Wow, its been a whole month since my last post! On reading it again it kind of set the tone for the whole of May, professionally it was really hard going, a total slog with tonnes of stress and worry. This spilled over into everything, I didn't train for 4 weeks, my fitness spiralled down, coupled with crap nutrition (comfort eating)it just led to a general 'why bother?' attitude.

Being older I thought would make things this time round a bit easier, I foolishly thought, 'you've seen it, done it already' and that this time it would just be more of the same, however May and to be honest the whole testing cycle so far has been a massive wake up to me. It is so much harder to build the same levels of enthusiasm as last time, the demands on my time seem greater and I get feelings of resentment towards training or activities relating to the BB testing cycle. There has been greater levels of 'screw it' I'm not doing it after a long day whereas before I would have just gritted my teeth and got on with it.

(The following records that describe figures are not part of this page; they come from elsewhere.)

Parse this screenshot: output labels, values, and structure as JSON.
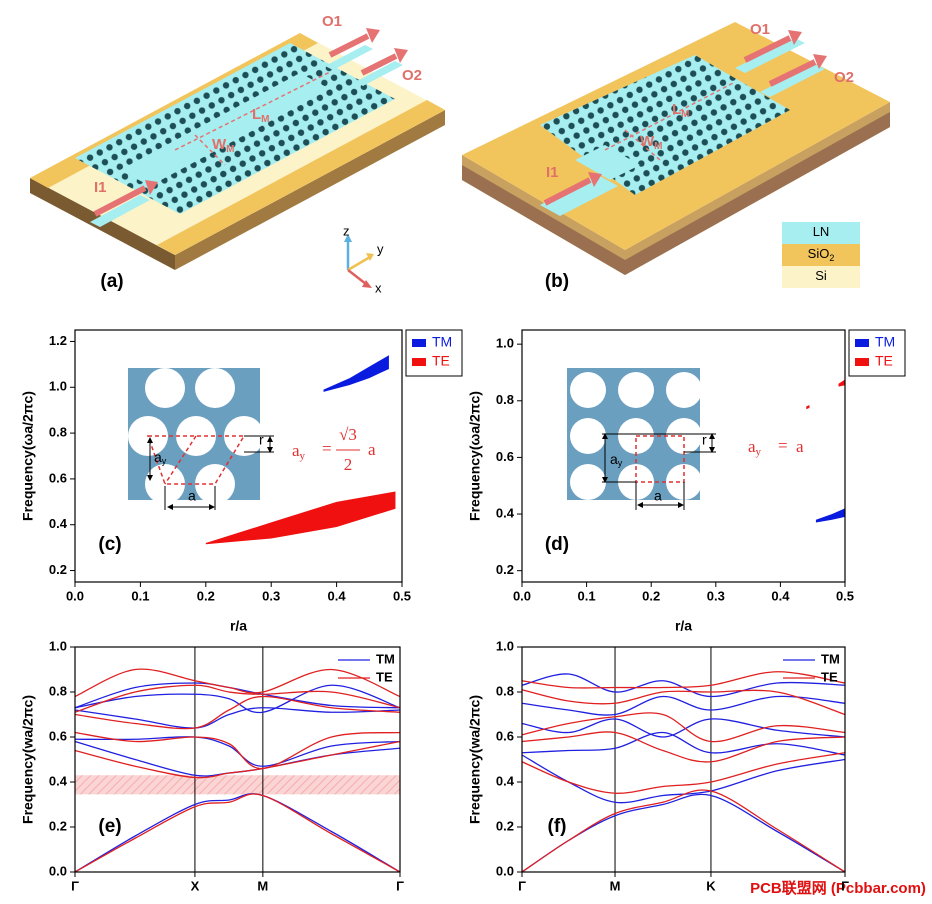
{
  "panels": {
    "a": {
      "label": "(a)",
      "input": "I1",
      "outputs": [
        "O1",
        "O2"
      ],
      "length": {
        "main": "L",
        "sub": "M"
      },
      "width": {
        "main": "W",
        "sub": "M"
      }
    },
    "b": {
      "label": "(b)",
      "input": "I1",
      "outputs": [
        "O1",
        "O2"
      ],
      "length": {
        "main": "L",
        "sub": "M"
      },
      "width": {
        "main": "W",
        "sub": "M"
      }
    },
    "axes": [
      "z",
      "y",
      "x"
    ],
    "materials": [
      {
        "main": "LN",
        "color": "#a6eef0"
      },
      {
        "main": "SiO",
        "sub": "2",
        "color": "#f2c45c"
      },
      {
        "main": "Si",
        "color": "#fdf3c8"
      }
    ]
  },
  "chart_data": [
    {
      "type": "gapmap",
      "panel_label": "(c)",
      "xlabel": "r/a",
      "ylabel": "Frequency(ωa/2πc)",
      "xlim": [
        0,
        0.5
      ],
      "xticks": [
        {
          "value": 0,
          "label": "0.0"
        },
        0.1,
        0.2,
        0.3,
        0.4,
        0.5
      ],
      "ylim": [
        0.15,
        1.25
      ],
      "yticks": [
        0.2,
        0.4,
        0.6,
        0.8,
        {
          "value": 1,
          "label": "1.0"
        },
        1.2
      ],
      "legend": "outside-right",
      "series": [
        {
          "name": "TM",
          "color": "#0a1be0",
          "regions": [
            {
              "x": [
                0.38,
                0.42,
                0.45,
                0.48
              ],
              "lower": [
                0.98,
                1.01,
                1.04,
                1.08
              ],
              "upper": [
                0.99,
                1.04,
                1.09,
                1.14
              ]
            }
          ]
        },
        {
          "name": "TE",
          "color": "#f01010",
          "regions": [
            {
              "x": [
                0.2,
                0.3,
                0.4,
                0.49
              ],
              "lower": [
                0.315,
                0.34,
                0.39,
                0.47
              ],
              "upper": [
                0.32,
                0.41,
                0.5,
                0.545
              ]
            }
          ]
        }
      ],
      "inset": {
        "lattice_label": {
          "main": "a",
          "sub": "y"
        },
        "radius_label": "r",
        "period_label": "a",
        "formula": {
          "lhs": {
            "main": "a",
            "sub": "y"
          },
          "eq": "=",
          "num": "√3",
          "den": "2",
          "rhs": "a"
        }
      }
    },
    {
      "type": "gapmap",
      "panel_label": "(d)",
      "xlabel": "r/a",
      "ylabel": "Frequency(ωa/2πc)",
      "xlim": [
        0,
        0.5
      ],
      "xticks": [
        {
          "value": 0,
          "label": "0.0"
        },
        0.1,
        0.2,
        0.3,
        0.4,
        0.5
      ],
      "ylim": [
        0.16,
        1.05
      ],
      "yticks": [
        0.2,
        0.4,
        0.6,
        0.8,
        {
          "value": 1,
          "label": "1.0"
        }
      ],
      "legend": "outside-right",
      "series": [
        {
          "name": "TM",
          "color": "#0a1be0",
          "regions": [
            {
              "x": [
                0.455,
                0.48,
                0.5
              ],
              "lower": [
                0.37,
                0.38,
                0.39
              ],
              "upper": [
                0.38,
                0.4,
                0.42
              ]
            }
          ]
        },
        {
          "name": "TE",
          "color": "#f01010",
          "regions": [
            {
              "x": [
                0.44,
                0.445
              ],
              "lower": [
                0.77,
                0.775
              ],
              "upper": [
                0.78,
                0.785
              ]
            },
            {
              "x": [
                0.49,
                0.5
              ],
              "lower": [
                0.85,
                0.855
              ],
              "upper": [
                0.86,
                0.875
              ]
            }
          ]
        }
      ],
      "inset": {
        "lattice_label": {
          "main": "a",
          "sub": "y"
        },
        "radius_label": "r",
        "period_label": "a",
        "formula": {
          "lhs": {
            "main": "a",
            "sub": "y"
          },
          "eq": "=",
          "rhs": "a"
        }
      }
    },
    {
      "type": "band",
      "panel_label": "(e)",
      "ylabel": "Frequency(wa/2πc)",
      "xlim": [
        0,
        1
      ],
      "xticks": [
        {
          "value": 0,
          "label": "Γ"
        },
        {
          "value": 0.369,
          "label": "X"
        },
        {
          "value": 0.578,
          "label": "M"
        },
        {
          "value": 1,
          "label": "Γ"
        }
      ],
      "ylim": [
        0,
        1
      ],
      "yticks": [
        {
          "value": 0,
          "label": "0.0"
        },
        0.2,
        0.4,
        0.6,
        0.8,
        {
          "value": 1,
          "label": "1.0"
        }
      ],
      "legend": "upper-right",
      "gap": [
        0.345,
        0.43
      ],
      "x": [
        0,
        0.185,
        0.369,
        0.474,
        0.578,
        0.789,
        1
      ],
      "series": [
        {
          "name": "TM",
          "color": "#2020e0",
          "bands": [
            [
              0,
              0.16,
              0.3,
              0.32,
              0.34,
              0.18,
              0
            ],
            [
              0.58,
              0.5,
              0.43,
              0.44,
              0.46,
              0.52,
              0.55
            ],
            [
              0.59,
              0.59,
              0.6,
              0.56,
              0.47,
              0.56,
              0.58
            ],
            [
              0.72,
              0.68,
              0.64,
              0.7,
              0.73,
              0.71,
              0.72
            ],
            [
              0.73,
              0.78,
              0.79,
              0.77,
              0.71,
              0.83,
              0.73
            ],
            [
              0.73,
              0.82,
              0.84,
              0.82,
              0.79,
              0.74,
              0.73
            ]
          ]
        },
        {
          "name": "TE",
          "color": "#e02020",
          "bands": [
            [
              0,
              0.15,
              0.29,
              0.31,
              0.34,
              0.17,
              0
            ],
            [
              0.54,
              0.47,
              0.42,
              0.44,
              0.46,
              0.52,
              0.58
            ],
            [
              0.62,
              0.58,
              0.6,
              0.57,
              0.46,
              0.6,
              0.62
            ],
            [
              0.7,
              0.66,
              0.64,
              0.72,
              0.78,
              0.73,
              0.71
            ],
            [
              0.71,
              0.8,
              0.83,
              0.8,
              0.79,
              0.8,
              0.73
            ],
            [
              0.78,
              0.9,
              0.85,
              0.82,
              0.8,
              0.9,
              0.78
            ]
          ]
        }
      ]
    },
    {
      "type": "band",
      "panel_label": "(f)",
      "ylabel": "Frequency(wa/2πc)",
      "xlim": [
        0,
        1
      ],
      "xticks": [
        {
          "value": 0,
          "label": "Γ"
        },
        {
          "value": 0.288,
          "label": "M"
        },
        {
          "value": 0.585,
          "label": "K"
        },
        {
          "value": 1,
          "label": "Γ"
        }
      ],
      "ylim": [
        0,
        1
      ],
      "yticks": [
        {
          "value": 0,
          "label": "0.0"
        },
        0.2,
        0.4,
        0.6,
        0.8,
        {
          "value": 1,
          "label": "1.0"
        }
      ],
      "legend": "upper-right",
      "x": [
        0,
        0.144,
        0.288,
        0.436,
        0.585,
        0.79,
        1
      ],
      "series": [
        {
          "name": "TM",
          "color": "#2020e0",
          "bands": [
            [
              0,
              0.14,
              0.25,
              0.3,
              0.34,
              0.18,
              0
            ],
            [
              0.52,
              0.4,
              0.31,
              0.34,
              0.36,
              0.45,
              0.5
            ],
            [
              0.53,
              0.54,
              0.55,
              0.62,
              0.53,
              0.57,
              0.52
            ],
            [
              0.66,
              0.62,
              0.68,
              0.6,
              0.68,
              0.63,
              0.6
            ],
            [
              0.75,
              0.72,
              0.7,
              0.78,
              0.72,
              0.78,
              0.75
            ],
            [
              0.83,
              0.88,
              0.8,
              0.85,
              0.78,
              0.84,
              0.83
            ]
          ]
        },
        {
          "name": "TE",
          "color": "#e02020",
          "bands": [
            [
              0,
              0.14,
              0.26,
              0.31,
              0.36,
              0.19,
              0
            ],
            [
              0.49,
              0.4,
              0.35,
              0.38,
              0.4,
              0.48,
              0.53
            ],
            [
              0.58,
              0.6,
              0.62,
              0.54,
              0.49,
              0.58,
              0.6
            ],
            [
              0.61,
              0.66,
              0.69,
              0.7,
              0.58,
              0.65,
              0.62
            ],
            [
              0.81,
              0.76,
              0.75,
              0.8,
              0.8,
              0.8,
              0.7
            ],
            [
              0.85,
              0.82,
              0.82,
              0.82,
              0.83,
              0.89,
              0.84
            ]
          ]
        }
      ]
    }
  ],
  "watermark": "PCB联盟网 (Pcbbar.com)"
}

I think I need to find a new level for my training, I'm getting concerned that my internal standards and my inability to meet those standards is screwing me up a bit,I think a chat with Master Olpin may be in order to make sense of everything and maybe get a reality check. Since that last post there has been some positive things, I completed a 10k road race yesterday, did my final training walk last weekend in Wales before the Welsh 3 peaks challenge in just under 2 weeks time and have made some progress in areas of my training that were lacking, just need to keep my head up and crack on.